Probably not. And, if I don’t, how can I criticize someone who does think the resources are well spent if it saves only their own mother, wife, or daughter? Well. That is a different question in any case. It covers all of healthcare, and Breast Imaging is just one aspect of it.
It is infuriating to hear some women say things like “If men had breast cancer, it would be cured immediately. The fact that there is no cure is a result of men running medicine and making choices...”
I’m serious. I have heard that with my own ears more times than I can relate. I find it extraordinarily insulting and demeaning towards men.
But I have heard people say it. If they are called on it, they say “Oh, I was only joking...” but when you hear them say it before they deny it, they are not joking.
It is as if any researcher or physician who had their mother, wife, or daughter die of this terrible cancer was too much of a chauvinist pig, and too self-centered on being male that the lives of people they love dearly could be sacrificed by not being interested enough to put money or effort into finding a cure.
The people who work in that sector of healthcare have my respect, because it is such a difficult thing to read and diagnose breast images, and is so fraught with emotion and often unjustified malpractice suits that I am mystified that any physician would enter into that field of being a breast specialist, but they do for their own reasons. And the ones I have known have done their job well. And I have known many of them.

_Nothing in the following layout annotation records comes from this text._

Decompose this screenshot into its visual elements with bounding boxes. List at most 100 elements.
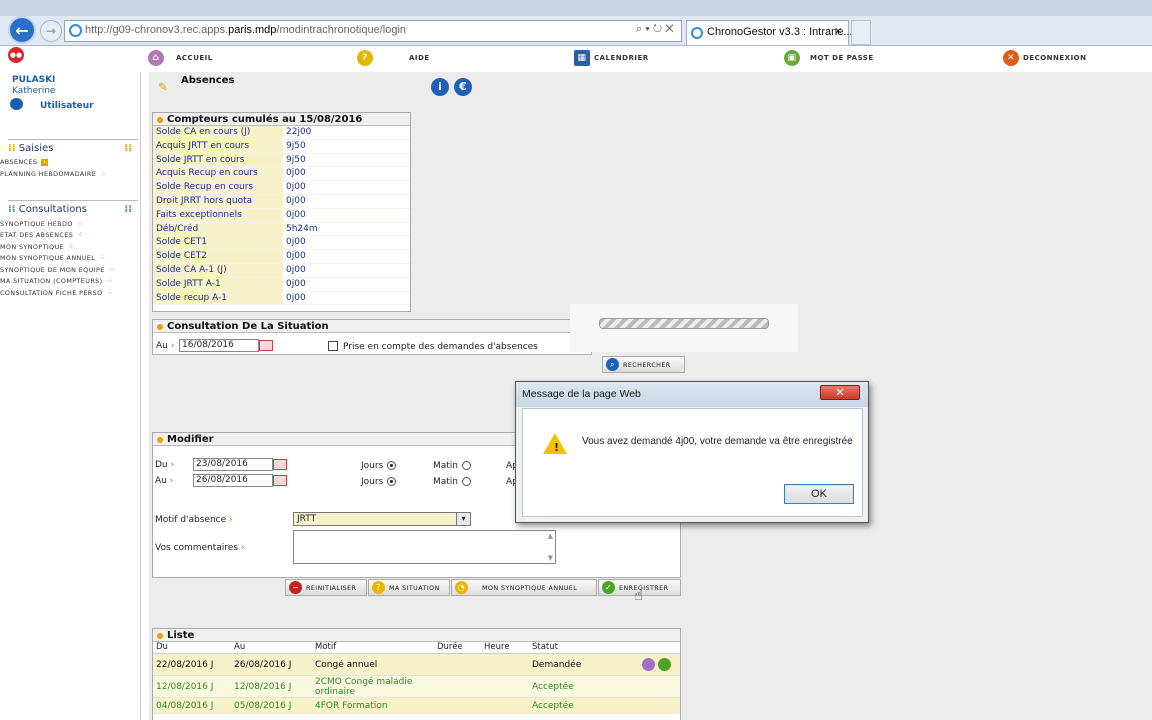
bullet-icon: ⁘ <box>77 230 84 239</box>
compteur-label: Acquis JRTT en cours <box>153 139 283 153</box>
liste-header-row: Du Au Motif Durée Heure Statut <box>153 642 680 654</box>
dots-icon: ⁞⁞ <box>8 204 16 215</box>
row-statut: Acceptée <box>532 700 574 711</box>
ma-situation-button[interactable]: ? MA SITUATION <box>368 579 450 596</box>
row-au: 12/08/2016 J <box>234 681 292 692</box>
du-label: Du › <box>155 460 174 470</box>
menu-calendrier[interactable]: ▦ CALENDRIER <box>574 50 649 66</box>
du-date-field[interactable]: 23/08/2016 <box>193 458 273 471</box>
lock-icon: ▣ <box>784 50 800 66</box>
row-motif: 4FOR Formation <box>315 700 388 711</box>
au-jours-option[interactable]: Jours <box>361 477 397 487</box>
tab-title: ChronoGestor v3.3 : Intrane... <box>707 26 853 38</box>
jours-radio[interactable] <box>387 461 397 470</box>
dialog-message: Vous avez demandé 4j00, votre demande va… <box>582 436 853 447</box>
page-title: Absences <box>181 75 235 86</box>
address-controls[interactable]: ⌕ ▾ ↻ ✕ <box>636 23 674 36</box>
scroll-up-icon[interactable]: ▲ <box>548 532 553 540</box>
au-matin-option[interactable]: Matin <box>433 477 472 487</box>
browser-tab[interactable]: ChronoGestor v3.3 : Intrane... ✕ <box>686 20 853 45</box>
dialog-close-button[interactable]: ✕ <box>820 385 860 400</box>
tab-close-icon[interactable]: ✕ <box>834 26 842 37</box>
sidebar-item-label: ABSENCES <box>0 158 38 166</box>
rechercher-label: RECHERCHER <box>623 360 671 369</box>
table-row[interactable]: 04/08/2016 J 05/08/2016 J 4FOR Formation… <box>153 698 680 714</box>
back-arrow-icon: ← <box>15 20 29 40</box>
compteur-value: 0j00 <box>286 292 306 303</box>
du-jours-option[interactable]: Jours <box>361 461 397 471</box>
compteur-value: 0j00 <box>286 251 306 262</box>
au-date-field[interactable]: 26/08/2016 <box>193 474 273 487</box>
rechercher-button[interactable]: ⌕ RECHERCHER <box>602 356 685 373</box>
motif-select[interactable]: JRTT ▾ <box>293 512 471 526</box>
motif-selected-value: JRTT <box>297 514 317 524</box>
address-bar[interactable]: http://g09-chronov3.rec.apps.paris.mdp/m… <box>64 20 682 42</box>
sidebar-section-consultations: ⁞⁞ Consultations ⁞⁞ <box>8 200 138 215</box>
compteur-label: Solde CET1 <box>153 236 283 250</box>
jours-radio[interactable] <box>387 477 397 486</box>
prise-en-compte-checkbox[interactable] <box>328 341 338 351</box>
chevron-down-icon[interactable]: ▾ <box>456 513 470 525</box>
reinitialiser-label: REINITIALISER <box>306 583 357 592</box>
motif-label: Motif d'absence › <box>155 515 233 525</box>
compteur-row: Solde JRTT en cours 9j50 <box>153 153 410 168</box>
calendar-picker-icon[interactable] <box>273 459 287 470</box>
synoptique-icon: ◔ <box>455 581 468 594</box>
col-du: Du <box>156 642 168 652</box>
table-row[interactable]: 12/08/2016 J 12/08/2016 J 2CMO Congé mal… <box>153 676 680 698</box>
bullet-icon: ⁘ <box>99 253 106 262</box>
menu-aide[interactable]: ? AIDE <box>357 50 430 66</box>
bullet-icon: ⁘ <box>106 276 114 285</box>
user-firstname: Katherine <box>12 86 56 96</box>
consult-date-field[interactable]: 16/08/2016 <box>179 339 259 352</box>
euro-icon[interactable]: € <box>454 78 472 96</box>
menu-accueil[interactable]: ⌂ ACCUEIL <box>148 50 213 66</box>
commentaires-textarea[interactable]: ▲ ▼ <box>293 530 556 564</box>
compteur-value: 0j00 <box>286 237 306 248</box>
compteurs-list: Solde CA en cours (J) 22j00 Acquis JRTT en… <box>153 126 410 306</box>
bullet-icon: ⁘ <box>100 169 107 178</box>
row-motif: 2CMO Congé maladie ordinaire <box>315 676 413 697</box>
compteur-row: Droit JRRT hors quota 0j00 <box>153 194 410 209</box>
forward-button[interactable]: → <box>40 20 62 42</box>
new-tab-button[interactable] <box>851 20 871 45</box>
col-heure: Heure <box>484 642 510 652</box>
reinitialiser-button[interactable]: − REINITIALISER <box>285 579 367 596</box>
situation-icon: ? <box>372 581 385 594</box>
calendar-picker-icon[interactable] <box>259 340 273 351</box>
compteur-row: Solde CA en cours (J) 22j00 <box>153 126 410 140</box>
du-matin-option[interactable]: Matin <box>433 461 472 471</box>
compteur-row: Solde CA A-1 (J) 0j00 <box>153 263 410 278</box>
info-icon[interactable]: i <box>431 78 449 96</box>
user-lastname: PULASKI <box>12 75 56 85</box>
validate-icon[interactable] <box>658 658 671 671</box>
web-message-dialog: Message de la page Web ✕ ! Vous avez dem… <box>515 381 869 523</box>
ok-button[interactable]: OK <box>784 484 854 504</box>
arrow-icon: › <box>170 460 175 470</box>
arrow-icon: › <box>229 515 233 525</box>
back-button[interactable]: ← <box>8 16 36 44</box>
edit-icon[interactable] <box>642 658 655 671</box>
row-du: 04/08/2016 J <box>156 700 214 711</box>
bullet-icon: ⁘ <box>106 288 114 297</box>
compteur-value: 0j00 <box>286 209 306 220</box>
sidebar-item-label: MON SYNOPTIQUE <box>0 243 65 251</box>
col-duree: Durée <box>437 642 463 652</box>
menu-mot-de-passe[interactable]: ▣ MOT DE PASSE <box>784 50 874 66</box>
matin-radio[interactable] <box>462 477 472 486</box>
consult-au-text: Au <box>156 341 168 351</box>
mon-synoptique-annuel-button[interactable]: ◔ MON SYNOPTIQUE ANNUEL <box>451 579 597 596</box>
menu-deconnexion[interactable]: ✕ DECONNEXION <box>1003 50 1087 66</box>
progress-bar <box>599 318 769 329</box>
ma-situation-label: MA SITUATION <box>389 583 440 592</box>
matin-radio[interactable] <box>462 461 472 470</box>
mon-synoptique-annuel-label: MON SYNOPTIQUE ANNUEL <box>482 583 578 592</box>
prise-en-compte-label: Prise en compte des demandes d'absences <box>343 342 538 352</box>
calendar-picker-icon[interactable] <box>273 475 287 486</box>
dialog-title: Message de la page Web <box>516 382 868 407</box>
compteur-row: Solde CET1 0j00 <box>153 236 410 251</box>
table-row[interactable]: 22/08/2016 J 26/08/2016 J Congé annuel D… <box>153 654 680 676</box>
scroll-down-icon[interactable]: ▼ <box>548 554 553 562</box>
au-text: Au <box>155 476 167 486</box>
sidebar-item-label: SYNOPTIQUE DE MON EQUIPE <box>0 266 105 274</box>
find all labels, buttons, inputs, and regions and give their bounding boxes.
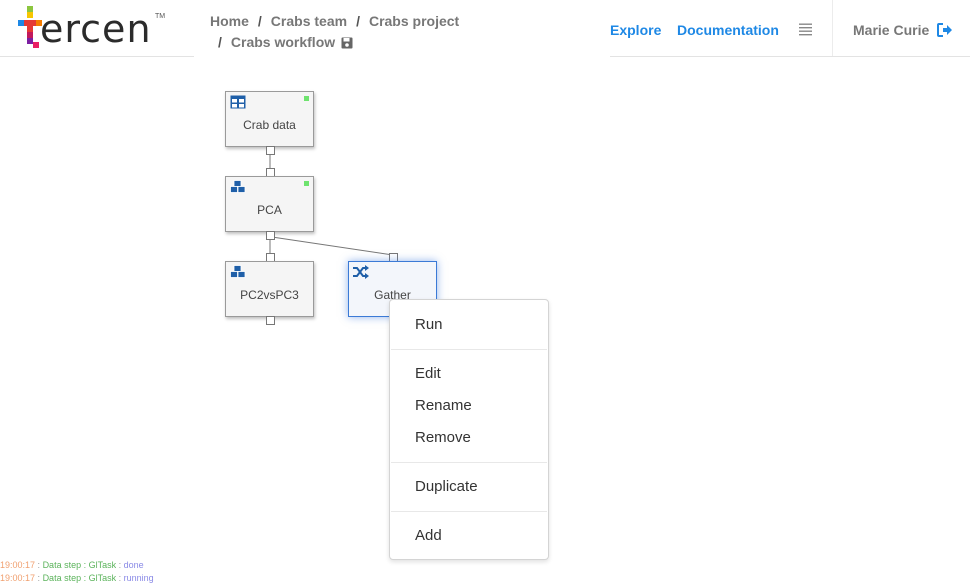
context-menu-remove[interactable]: Remove [390,425,548,451]
context-menu-edit[interactable]: Edit [390,361,548,387]
breadcrumb-project[interactable]: Crabs project [369,11,459,32]
header-divider [832,0,833,57]
tercen-logo[interactable]: ercen TM [18,4,168,50]
link-pca-gather [271,236,394,256]
breadcrumb-workflow: Crabs workflow [230,34,336,50]
breadcrumb-separator: / [356,13,360,29]
hamburger-menu-icon[interactable] [799,23,812,36]
status-done-indicator [304,181,309,186]
logo-text: ercen [40,7,152,51]
save-icon[interactable] [341,37,353,49]
breadcrumb-home[interactable]: Home [210,11,249,32]
context-menu-run[interactable]: Run [390,312,548,338]
shuffle-icon [353,265,369,279]
node-label: PCA [257,203,282,217]
breadcrumb: Home / Crabs team / Crabs project / Crab… [210,11,459,53]
workflow-node-pca[interactable]: PCA [225,176,314,232]
task-log: 19:00:17 : Data step : GlTask : done 19:… [0,559,154,585]
log-step: Data step : GlTask [42,560,117,570]
log-entry: 19:00:17 : Data step : GlTask : done [0,560,144,570]
menu-divider [391,511,547,512]
log-step: Data step : GlTask [42,573,117,583]
breadcrumb-separator: / [218,34,222,50]
logo-trademark: TM [155,13,166,20]
nav-explore-link[interactable]: Explore [610,22,661,38]
log-entry: 19:00:17 : Data step : GlTask : running [0,573,154,583]
log-time: 19:00:17 [0,560,36,570]
cubes-icon [230,180,246,193]
logo-cross-icon [18,6,42,48]
menu-divider [391,462,547,463]
node-label: Crab data [243,118,296,132]
menu-divider [391,349,547,350]
breadcrumb-separator: / [257,13,262,29]
workflow-node-crab-data[interactable]: Crab data [225,91,314,147]
logout-icon[interactable] [937,23,953,37]
nav-documentation-link[interactable]: Documentation [677,22,779,38]
cubes-icon [230,265,246,278]
output-port[interactable] [266,231,275,240]
user-name[interactable]: Marie Curie [853,22,929,38]
workflow-node-pc2vspc3[interactable]: PC2vsPC3 [225,261,314,317]
output-port[interactable] [266,316,275,325]
context-menu: Run Edit Rename Remove Duplicate Add [389,299,549,560]
output-port[interactable] [266,146,275,155]
status-done-indicator [304,96,309,101]
context-menu-add[interactable]: Add [390,523,548,549]
node-label: PC2vsPC3 [240,288,299,302]
log-status: done [123,560,144,570]
context-menu-duplicate[interactable]: Duplicate [390,474,548,500]
app-header: ercen TM Home / Crabs team / Crabs proje… [0,0,970,57]
table-icon [230,95,246,109]
log-time: 19:00:17 [0,573,36,583]
context-menu-rename[interactable]: Rename [390,393,548,419]
breadcrumb-team[interactable]: Crabs team [271,11,347,32]
log-status: running [123,573,154,583]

I am retiring after 38 years in one place (a rarity, I know) I will miss many things about the work I did, and I will miss the good and dedicated people involved in delivering breast care, but I will say this: I don’t think I will miss having issues in breast imaging that need my immediate attention.
There is too much riding on it, sometimes a patient’s health, sometimes the stress level of those tasked with delivering the hands-on nuts and bolts of care and treatment, and sometimes, heartbreakingly, the professional reputation and actual career of a physician who is found culpable in a field where there is ostensible culpability in every single dark recess of the specialty, no matter how good, dedicated, and empathetic that physician may be. (NOTE: This is not to say malpractice does not occur. It does. It is just that virtually anything related to breast imaging in a court of law in front of a jury can be made out to be malpractice. And that knowledge is a special burden to bear by good people who don’t deserve that burden on top of their own honest and good principles.)
I won’t miss that stress and pressure at all, and my heart will go out to those who carry on and are exposed to that stress and pressure each and every day.